September 22, 2012, Washington, D.C. – During the recent Congressional Black Caucus (CBC) Legislative Week, the focus was on two philosophical and emotional themes of the African Diaspora; development and identity. Development issues included economics, education, gender, health, youth and how to support Africa. Identity discussions centered on the millions of people throughout the world who now identify as African Diaspora - 42 million African Americans, 115 million Afro-Latinos (including 90 million Brazilians), 23 million Afro-Caribbeans, eight million Afro-Europeans, 800,000 Afro-Canadians and 300,000 Afro-Asians – and how they relate to Africa and the African community of their ancestors.
Since the April 2005 declaration of the African Union Executive Council that “the African Diaspora consists of peoples of African origin living outside the continent, irrespective of their citizenship and nationality and who are willing to contribute to the development of the Continent and the building of the African Union,” many people of African descent have increasingly claimed their identity as African Diaspora and seek to find which communities their ancestors came from. The U.S. Congressional Black Caucus is one of the visible groups that have taken the issue of their African identify and the development of Africa very seriously.
The development and identity themes also defined the Constituency for Africa’s (CFA) Ron Brown African Affairs Series, which also took place during the CBC Legislative Week, with sessions complimentary to those of CBC. One of the crowning sessions during the CBC Legislative Week was African Foreign Affairs Braintrust, “Africa Rising: A Continent of Opportunity.” Makhtar Diop, the World Bank’s Vice President for Africa, was one of three panelists discussing the theme “Africa’s Growing Economies.” He was joined by Ambassador Tebelelo Seretse of Botswana and Jay Ireland, CEO of GE Africa.
Some key issues in Diop’s presentation were about Africa’s rapid growth and poverty reduction since the late 1990s. Diop said that Africa’s average growth has exceeded five percent per year and accelerated to six percent before the global economic crisis. Performance of the 22 non-oil exporting countries averaged higher than four percent annual growth for the decade 1998 to 2008, all of which he attributed mainly to better macroeconomic policies.
Pointing out Africa’s challenges, Diop emphasized the importance of “access to electricity in Africa, which is essential to achieve the Millennium Development Goals and promote inclusive growth and job creation, support businesses and productivity. He called on the diaspora and the private sector to collaborate in finding investments for Africa’s power. The World Bank Continues to leverage IDA resources, global knowledge and private sector finance and expertise to improve access to and delivery of basic services of which electricity is one, in keeping with the Goal 8 of the Millennium Development Goals (MDGs). The African Diaspora is a natural partner in this regard.

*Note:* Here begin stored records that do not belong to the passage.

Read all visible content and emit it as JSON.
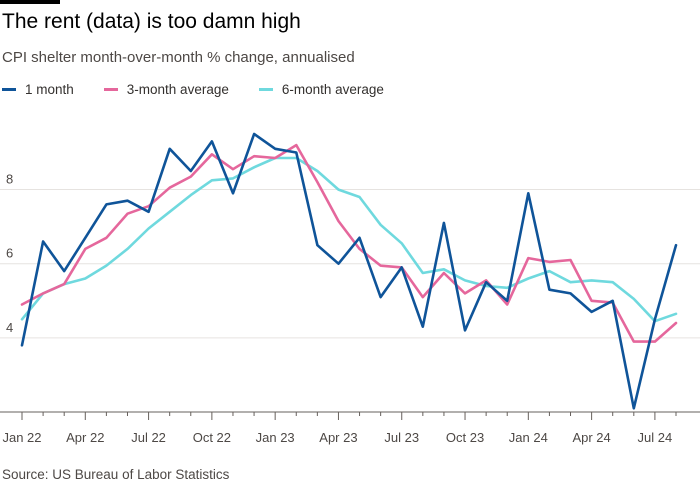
{
  "header": {
    "title": "The rent (data) is too damn high",
    "subtitle": "CPI shelter month-over-month % change, annualised"
  },
  "footer": {
    "source": "Source: US Bureau of Labor Statistics"
  },
  "chart_data": {
    "type": "line",
    "title": "The rent (data) is too damn high",
    "subtitle": "CPI shelter month-over-month % change, annualised",
    "xlabel": "",
    "ylabel": "",
    "x": [
      "2022-01",
      "2022-02",
      "2022-03",
      "2022-04",
      "2022-05",
      "2022-06",
      "2022-07",
      "2022-08",
      "2022-09",
      "2022-10",
      "2022-11",
      "2022-12",
      "2023-01",
      "2023-02",
      "2023-03",
      "2023-04",
      "2023-05",
      "2023-06",
      "2023-07",
      "2023-08",
      "2023-09",
      "2023-10",
      "2023-11",
      "2023-12",
      "2024-01",
      "2024-02",
      "2024-03",
      "2024-04",
      "2024-05",
      "2024-06",
      "2024-07",
      "2024-08"
    ],
    "x_ticks": [
      {
        "x": "2022-01",
        "label": "Jan 22"
      },
      {
        "x": "2022-04",
        "label": "Apr 22"
      },
      {
        "x": "2022-07",
        "label": "Jul 22"
      },
      {
        "x": "2022-10",
        "label": "Oct 22"
      },
      {
        "x": "2023-01",
        "label": "Jan 23"
      },
      {
        "x": "2023-04",
        "label": "Apr 23"
      },
      {
        "x": "2023-07",
        "label": "Jul 23"
      },
      {
        "x": "2023-10",
        "label": "Oct 23"
      },
      {
        "x": "2024-01",
        "label": "Jan 24"
      },
      {
        "x": "2024-04",
        "label": "Apr 24"
      },
      {
        "x": "2024-07",
        "label": "Jul 24"
      }
    ],
    "y_ticks": [
      4,
      6,
      8
    ],
    "ylim": [
      2,
      10.2
    ],
    "grid": true,
    "legend_position": "top-left",
    "series": [
      {
        "name": "1 month",
        "color": "#0f5499",
        "values": [
          3.8,
          6.6,
          5.8,
          6.7,
          7.6,
          7.7,
          7.4,
          9.1,
          8.5,
          9.3,
          7.9,
          9.5,
          9.1,
          9.0,
          6.5,
          6.0,
          6.7,
          5.1,
          5.9,
          4.3,
          7.1,
          4.2,
          5.5,
          5.0,
          7.9,
          5.3,
          5.2,
          4.7,
          5.0,
          2.1,
          4.5,
          6.5
        ]
      },
      {
        "name": "3-month average",
        "color": "#e5679c",
        "values": [
          4.9,
          5.2,
          5.45,
          6.4,
          6.7,
          7.35,
          7.55,
          8.05,
          8.35,
          8.95,
          8.55,
          8.9,
          8.85,
          9.2,
          8.2,
          7.15,
          6.4,
          5.95,
          5.9,
          5.1,
          5.75,
          5.2,
          5.55,
          4.9,
          6.15,
          6.05,
          6.1,
          5.0,
          4.95,
          3.9,
          3.9,
          4.4
        ]
      },
      {
        "name": "6-month average",
        "color": "#6fd9de",
        "values": [
          4.5,
          5.2,
          5.45,
          5.6,
          5.95,
          6.4,
          6.95,
          7.4,
          7.85,
          8.25,
          8.3,
          8.6,
          8.85,
          8.85,
          8.5,
          8.0,
          7.8,
          7.05,
          6.55,
          5.75,
          5.85,
          5.55,
          5.4,
          5.35,
          5.6,
          5.8,
          5.5,
          5.55,
          5.5,
          5.05,
          4.45,
          4.65
        ]
      }
    ]
  }
}
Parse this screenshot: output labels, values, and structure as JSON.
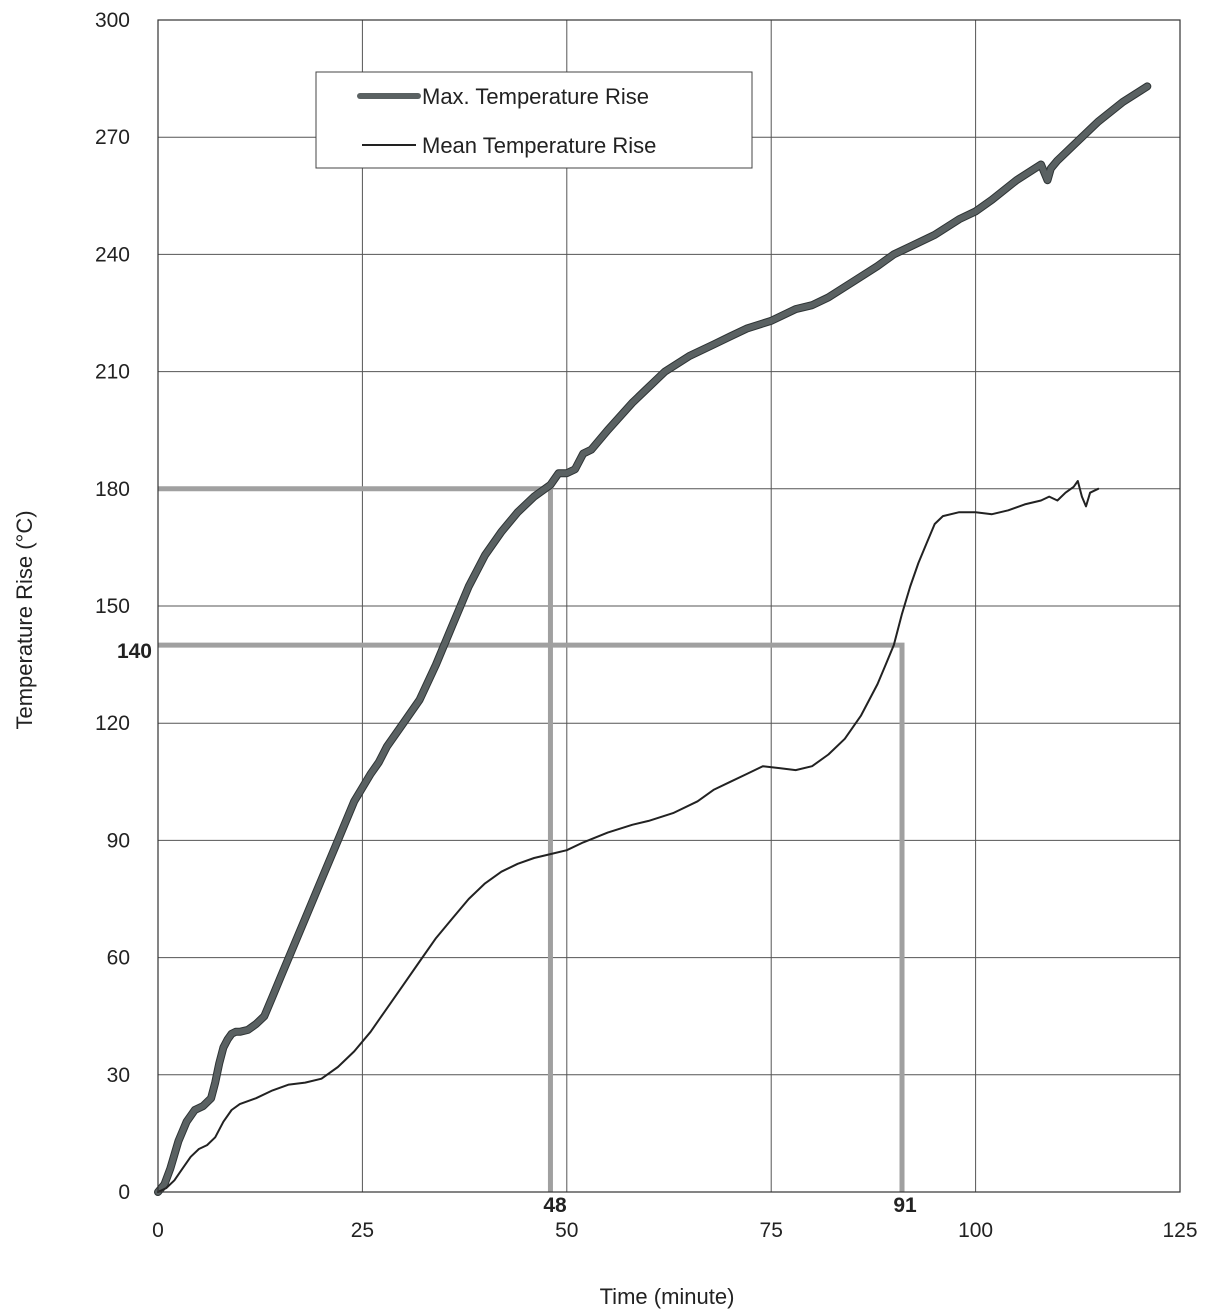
{
  "chart_data": {
    "type": "line",
    "title": "",
    "xlabel": "Time (minute)",
    "ylabel": "Temperature Rise (°C)",
    "xlim": [
      0,
      125
    ],
    "ylim": [
      0,
      300
    ],
    "xticks": [
      0,
      25,
      50,
      75,
      100,
      125
    ],
    "yticks": [
      0,
      30,
      60,
      90,
      120,
      150,
      180,
      210,
      240,
      270,
      300
    ],
    "grid": true,
    "legend": {
      "position": "top-left"
    },
    "series": [
      {
        "name": "Max. Temperature Rise",
        "color": "#5a6162",
        "x": [
          0,
          0.8,
          1.5,
          2.5,
          3.5,
          4.5,
          5.5,
          6.5,
          7,
          7.5,
          8,
          8.5,
          9,
          9.5,
          10,
          11,
          12,
          13,
          14,
          15,
          16,
          18,
          20,
          22,
          24,
          26,
          27,
          28,
          30,
          32,
          34,
          36,
          38,
          40,
          42,
          44,
          46,
          48,
          49,
          50,
          51,
          52,
          53,
          55,
          58,
          60,
          62,
          65,
          68,
          70,
          72,
          75,
          78,
          80,
          82,
          85,
          88,
          90,
          92,
          95,
          98,
          100,
          102,
          105,
          108,
          108.8,
          109.2,
          110,
          112,
          115,
          118,
          121
        ],
        "y": [
          0,
          2,
          6,
          13,
          18,
          21,
          22,
          24,
          28,
          33,
          37,
          39,
          40.5,
          41,
          41,
          41.5,
          43,
          45,
          50,
          55,
          60,
          70,
          80,
          90,
          100,
          107,
          110,
          114,
          120,
          126,
          135,
          145,
          155,
          163,
          169,
          174,
          178,
          181,
          184,
          184,
          185,
          189,
          190,
          195,
          202,
          206,
          210,
          214,
          217,
          219,
          221,
          223,
          226,
          227,
          229,
          233,
          237,
          240,
          242,
          245,
          249,
          251,
          254,
          259,
          263,
          259,
          262,
          264,
          268,
          274,
          279,
          283
        ]
      },
      {
        "name": "Mean Temperature Rise",
        "color": "#222222",
        "x": [
          0,
          1,
          2,
          3,
          4,
          5,
          6,
          7,
          8,
          9,
          10,
          12,
          14,
          16,
          18,
          20,
          22,
          24,
          26,
          28,
          30,
          32,
          34,
          36,
          38,
          40,
          42,
          44,
          46,
          48,
          50,
          52,
          55,
          58,
          60,
          63,
          66,
          68,
          70,
          72,
          74,
          76,
          78,
          80,
          82,
          84,
          86,
          88,
          89,
          90,
          91,
          92,
          93,
          94,
          95,
          96,
          98,
          100,
          102,
          104,
          106,
          108,
          109,
          110,
          111,
          112,
          112.5,
          113,
          113.5,
          114,
          115
        ],
        "y": [
          0,
          1,
          3,
          6,
          9,
          11,
          12,
          14,
          18,
          21,
          22.5,
          24,
          26,
          27.5,
          28,
          29,
          32,
          36,
          41,
          47,
          53,
          59,
          65,
          70,
          75,
          79,
          82,
          84,
          85.5,
          86.5,
          87.5,
          89.5,
          92,
          94,
          95,
          97,
          100,
          103,
          105,
          107,
          109,
          108.5,
          108,
          109,
          112,
          116,
          122,
          130,
          135,
          140,
          148,
          155,
          161,
          166,
          171,
          173,
          174,
          174,
          173.5,
          174.5,
          176,
          177,
          178,
          177,
          179,
          180.5,
          182,
          178,
          175.5,
          179,
          180
        ]
      }
    ],
    "reference_lines": [
      {
        "value_x": 48,
        "value_y": 180,
        "color": "#a0a0a0"
      },
      {
        "value_x": 91,
        "value_y": 140,
        "color": "#a0a0a0"
      }
    ],
    "annotations": {
      "x48": "48",
      "x91": "91",
      "y140": "140"
    }
  }
}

During a Lunch and Cultural Presentation session, Congresswoman Karen Bass, the host of Africa Braintrust program, authorized an announcement of her genealogical test results, taken to determine her ancestry. Gina Paige, President of African Ancestry, made the announcement. The test revealed that Rep. Bass is a descendant of Cameroon, and would therefore be more specifically known as an “AmeriCam” even as she remains an African American.
The Cameroonian Ambassador was on hand to perform a quick, traditional welcoming ceremony for Rep. Bass, involving the gift of a piece of African cloth and DVDs about Cameroon, pending an official ceremony later that will include issuing her a Cameroonian passport. Rep. Bass said she was looking forward to learning about Cameroon and “to going home.”
There was no dry eye in the room when a video about an emotional return to Cameroon of a group of African Americans/AmeriCams was played. The group of more than 10 included actor Isaiah Washington, actress Sheryl Lee Ralph and many others.
Several members of Congress have taken ancestry tests, including Rep. Bobby Rush, identified as a Ghanaian, former Congresswoman Diane Watson (Central African Republic), and Rep. Barbara Lee (Sierra Leone). Watson emphasized the importance of “knowing where you are from, for health reasons, as this should guide how you eat.”
Paula Madison, co-owner of The Africa Channel insightfully declared, “We are not defined by slavery.” She said how the Chinese side of her ancestry embraced her lovingly when she went to meet them recently after discovering that she is Chinese and Ghanaian, while the Ashante Hene, the King of her Ghanaian heritage, personally gave her a Ghanaian name.
Madison said that, “the belief out there that Africans don’t accept African Americans is just something in the winds without basis.”
In a candid moment while greeting the participants, Democratic Whip Steny Hoyer said, “no group of Americans has taken as much abuse as the African Americans and none has remained as loyal.” That was a proud moment for many in the room.